住基カードは、全国共通の本人確認システムである住民基本台帳ネットワークシステムのもとで利用できます。その結果、自治体では全国の市町村が管理する住民情報(住民基本台帳の4情報)を利用できるようになり、(1)住民票の写しの広域交付が可能となり、(2)転入・転出手続きが簡素化されました。
事前に申込をして、住基カードのICチップに電子証明書が書き込まれるとオンラインによる申請手続きでも利用できるようになります。住基カードにはオンライン申請手続きに必要な電子証明書(認証局に公開鍵登録済デジタル証明書)を格納する場所があります。
- 住基カードの中身は?
住基カードは3つの独立した領域で仕切られています。(1)住民情報と11桁の住民票コードが記録されている領域(住基ネットで利用される)、(2)電子証明書の入っている領域(オンライン申請・届出に利用される)、(3)その他の領域(各市町村の条例により提供できる多目的サービスが記録されている)
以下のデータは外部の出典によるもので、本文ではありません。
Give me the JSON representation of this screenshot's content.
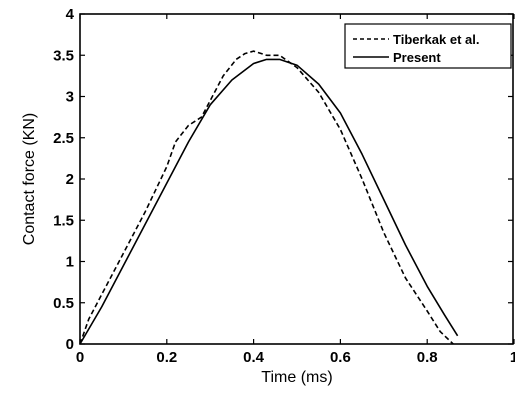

仮に、(1)がワード(2)がエクセルで作成され、(3)がゲームソフトなら、ゲームソフトではワードとエクセルの文書が読めないように、住基カードを利用して(1)のサービスを受けた場合に、他の領域に記録された(2)(3)の情報が読み出されたりすることはありません。
- 住基カードは大丈夫?
住基カードはIC(集積回路)チップを搭載したカードです。その小さなコンピューターにより暗号化して記録したり、情報が記録されている領域に鍵を掛けることが可能です。
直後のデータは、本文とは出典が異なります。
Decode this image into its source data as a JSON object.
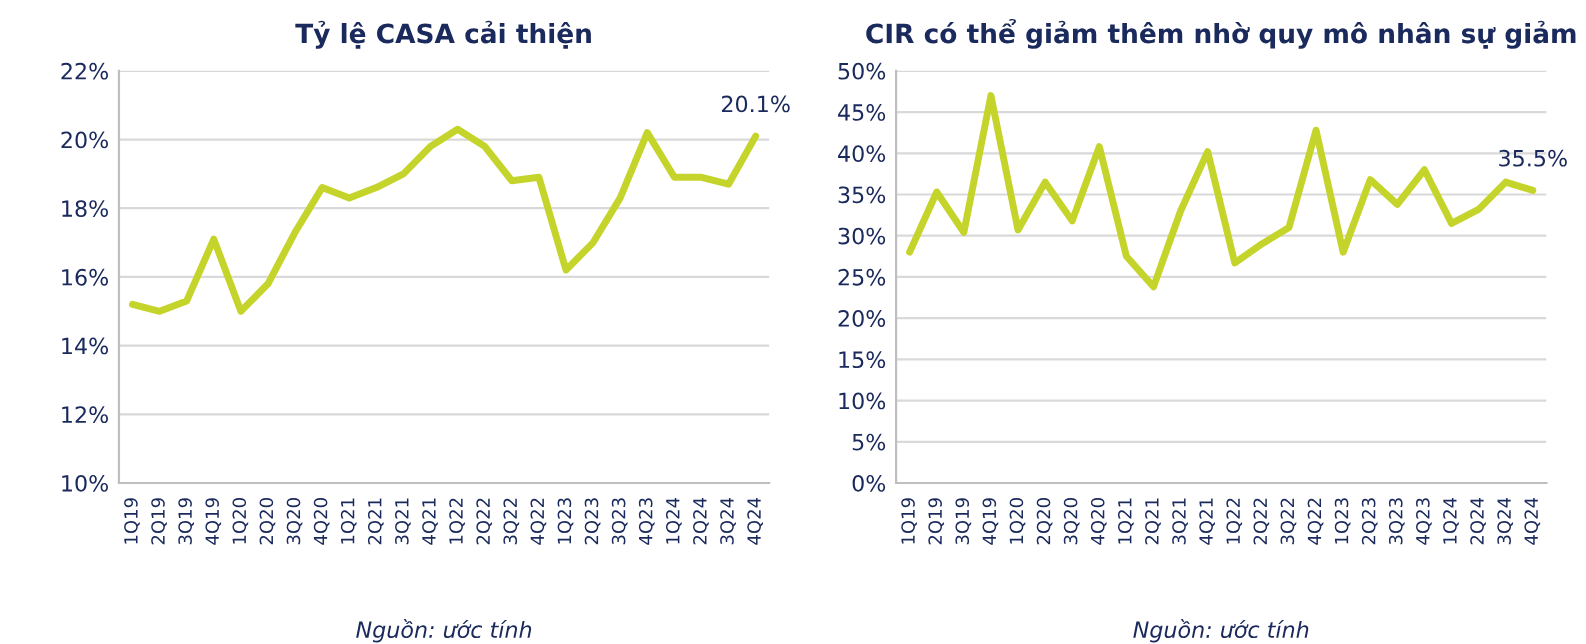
{
  "chart_data": [
    {
      "type": "line",
      "title": "Tỷ lệ CASA cải thiện",
      "categories": [
        "1Q19",
        "2Q19",
        "3Q19",
        "4Q19",
        "1Q20",
        "2Q20",
        "3Q20",
        "4Q20",
        "1Q21",
        "2Q21",
        "3Q21",
        "4Q21",
        "1Q22",
        "2Q22",
        "3Q22",
        "4Q22",
        "1Q23",
        "2Q23",
        "3Q23",
        "4Q23",
        "1Q24",
        "2Q24",
        "3Q24",
        "4Q24"
      ],
      "series": [
        {
          "color": "#c5d42a",
          "values": [
            15.2,
            15.0,
            15.3,
            17.1,
            15.0,
            15.8,
            17.3,
            18.6,
            18.3,
            18.6,
            19.0,
            19.8,
            20.3,
            19.8,
            18.8,
            18.9,
            16.2,
            17.0,
            18.3,
            20.2,
            18.9,
            18.9,
            18.7,
            20.1
          ],
          "value_labels": [
            null,
            null,
            null,
            null,
            null,
            null,
            null,
            null,
            null,
            null,
            null,
            null,
            null,
            null,
            null,
            null,
            null,
            null,
            null,
            null,
            null,
            null,
            null,
            "20.1%"
          ]
        }
      ],
      "ylim": [
        10,
        22
      ],
      "yticks": [
        {
          "value": 10,
          "label": "10%"
        },
        {
          "value": 12,
          "label": "12%"
        },
        {
          "value": 14,
          "label": "14%"
        },
        {
          "value": 16,
          "label": "16%"
        },
        {
          "value": 18,
          "label": "18%"
        },
        {
          "value": 20,
          "label": "20%"
        },
        {
          "value": 22,
          "label": "22%"
        }
      ],
      "grid": "y",
      "legend": false,
      "marker": "none",
      "line_style": "solid",
      "annotations": [
        "Nguồn: ước tính"
      ]
    },
    {
      "type": "line",
      "title": "CIR có thể giảm thêm nhờ quy mô nhân sự giảm",
      "categories": [
        "1Q19",
        "2Q19",
        "3Q19",
        "4Q19",
        "1Q20",
        "2Q20",
        "3Q20",
        "4Q20",
        "1Q21",
        "2Q21",
        "3Q21",
        "4Q21",
        "1Q22",
        "2Q22",
        "3Q22",
        "4Q22",
        "1Q23",
        "2Q23",
        "3Q23",
        "4Q23",
        "1Q24",
        "2Q24",
        "3Q24",
        "4Q24"
      ],
      "series": [
        {
          "color": "#c5d42a",
          "values": [
            28,
            35.3,
            30.4,
            47,
            30.7,
            36.5,
            31.8,
            40.8,
            27.5,
            23.8,
            33,
            40.2,
            26.7,
            29,
            31,
            42.8,
            28,
            36.8,
            33.8,
            38,
            31.5,
            33.2,
            36.5,
            35.5
          ],
          "value_labels": [
            null,
            null,
            null,
            null,
            null,
            null,
            null,
            null,
            null,
            null,
            null,
            null,
            null,
            null,
            null,
            null,
            null,
            null,
            null,
            null,
            null,
            null,
            null,
            "35.5%"
          ]
        }
      ],
      "ylim": [
        0,
        50
      ],
      "yticks": [
        {
          "value": 0,
          "label": "0%"
        },
        {
          "value": 5,
          "label": "5%"
        },
        {
          "value": 10,
          "label": "10%"
        },
        {
          "value": 15,
          "label": "15%"
        },
        {
          "value": 20,
          "label": "20%"
        },
        {
          "value": 25,
          "label": "25%"
        },
        {
          "value": 30,
          "label": "30%"
        },
        {
          "value": 35,
          "label": "35%"
        },
        {
          "value": 40,
          "label": "40%"
        },
        {
          "value": 45,
          "label": "45%"
        },
        {
          "value": 50,
          "label": "50%"
        }
      ],
      "grid": "y",
      "legend": false,
      "marker": "none",
      "line_style": "solid",
      "annotations": [
        "Nguồn: ước tính"
      ]
    }
  ]
}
また、ICカードは物理的、論理的に記録されたデータを外部に取り出そうとするとデータが破壊される構造(「耐タンパ性」)になっています。内部のデータはこのような技術により保護されています。
- サービス較差は「その他の領域」
住基カードのその他の領域、そこは市町村が独自のサービスを提供できる領域です。印鑑登録証や図書館カードなどの行政サービスに利用できる余地があり、それは条例で定めることになっています。
- カードとしての顔
住基カードは写真付きのものは運転免許証と同様に公的な身分証明書として通用します。高齢者や主婦など運転免許証を持たない場合でも、例えば、郵便局や銀行で預金口座を開設したり、書留郵便を受けとるときなど本人確認が必要なさまざま場面で利用できます。
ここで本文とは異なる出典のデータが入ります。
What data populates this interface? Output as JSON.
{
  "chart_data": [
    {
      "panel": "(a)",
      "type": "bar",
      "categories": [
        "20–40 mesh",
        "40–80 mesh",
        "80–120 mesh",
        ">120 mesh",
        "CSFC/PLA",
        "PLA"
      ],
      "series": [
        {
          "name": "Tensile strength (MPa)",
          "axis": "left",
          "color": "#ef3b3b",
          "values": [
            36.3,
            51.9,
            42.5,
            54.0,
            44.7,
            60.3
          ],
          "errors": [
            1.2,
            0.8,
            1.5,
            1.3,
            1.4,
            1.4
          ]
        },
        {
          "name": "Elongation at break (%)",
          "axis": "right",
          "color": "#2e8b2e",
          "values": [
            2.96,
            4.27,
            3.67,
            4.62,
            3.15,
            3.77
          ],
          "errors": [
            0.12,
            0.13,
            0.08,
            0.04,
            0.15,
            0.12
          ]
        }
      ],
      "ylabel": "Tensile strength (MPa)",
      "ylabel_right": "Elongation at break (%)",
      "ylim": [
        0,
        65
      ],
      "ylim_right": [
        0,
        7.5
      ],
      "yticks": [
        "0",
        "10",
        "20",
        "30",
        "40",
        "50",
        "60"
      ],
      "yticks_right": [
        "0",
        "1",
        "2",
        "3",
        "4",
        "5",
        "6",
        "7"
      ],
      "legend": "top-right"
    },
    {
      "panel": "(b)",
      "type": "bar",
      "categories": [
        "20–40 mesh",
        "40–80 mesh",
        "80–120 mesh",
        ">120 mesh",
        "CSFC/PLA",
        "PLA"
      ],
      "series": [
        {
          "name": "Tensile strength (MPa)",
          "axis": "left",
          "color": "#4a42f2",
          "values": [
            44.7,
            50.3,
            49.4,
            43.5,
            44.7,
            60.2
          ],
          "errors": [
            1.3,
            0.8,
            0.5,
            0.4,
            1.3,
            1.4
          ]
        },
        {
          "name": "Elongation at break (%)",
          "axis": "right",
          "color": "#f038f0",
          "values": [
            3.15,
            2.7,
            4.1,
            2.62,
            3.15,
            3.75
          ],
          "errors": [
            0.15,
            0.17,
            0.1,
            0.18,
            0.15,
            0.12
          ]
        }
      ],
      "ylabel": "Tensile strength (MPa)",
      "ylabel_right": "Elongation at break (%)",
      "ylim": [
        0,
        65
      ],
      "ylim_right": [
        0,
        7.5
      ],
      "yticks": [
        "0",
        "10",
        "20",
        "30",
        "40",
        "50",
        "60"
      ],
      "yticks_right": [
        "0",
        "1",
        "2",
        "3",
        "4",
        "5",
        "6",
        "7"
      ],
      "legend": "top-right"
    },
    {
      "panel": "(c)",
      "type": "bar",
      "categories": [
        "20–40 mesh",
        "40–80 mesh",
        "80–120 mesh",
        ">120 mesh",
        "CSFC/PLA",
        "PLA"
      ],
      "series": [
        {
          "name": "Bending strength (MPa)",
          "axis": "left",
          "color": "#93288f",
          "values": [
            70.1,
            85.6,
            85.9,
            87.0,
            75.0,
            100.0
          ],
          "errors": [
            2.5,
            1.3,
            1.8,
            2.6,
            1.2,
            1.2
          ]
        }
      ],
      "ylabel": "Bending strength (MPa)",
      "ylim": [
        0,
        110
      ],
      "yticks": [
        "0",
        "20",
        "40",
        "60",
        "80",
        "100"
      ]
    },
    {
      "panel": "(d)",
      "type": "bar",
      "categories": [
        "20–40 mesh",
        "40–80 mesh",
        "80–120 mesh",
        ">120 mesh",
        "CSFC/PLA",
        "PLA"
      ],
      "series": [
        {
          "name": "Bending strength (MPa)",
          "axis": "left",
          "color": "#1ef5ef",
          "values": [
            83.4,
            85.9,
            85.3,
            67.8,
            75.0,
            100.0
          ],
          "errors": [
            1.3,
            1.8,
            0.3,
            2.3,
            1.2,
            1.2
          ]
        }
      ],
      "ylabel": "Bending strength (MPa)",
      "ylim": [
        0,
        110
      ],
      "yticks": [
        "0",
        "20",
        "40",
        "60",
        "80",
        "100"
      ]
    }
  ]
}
写真付きのものを希望しない場合は券面には氏名のみ記載されたカードが交付されます。
また、住基カードは市町村から借りているものですから、10年の有効期間で当然失効し、期限がくれば返納する必要があります。
- 問題はないの?
住基カードは、市外への引越をして住民でなくなったときは効 力を失いますので、転入先の市区町村において新たに交付申請手続が必要となります。旧カードは返納します。
電子申請との関連では、パソコンにつなぐためのICカードの読み取り装置(カードリーダー)を別に用意する必要があります。
要するに、住基カードは行政事務の効率化に資すると同時に、ネット社会にマッチしたいろいろな住民サービスを提供するためのツールだったのです。オンライン申請のための電子証明書も住基カードで提供される選択可能なサービスの1つなのです。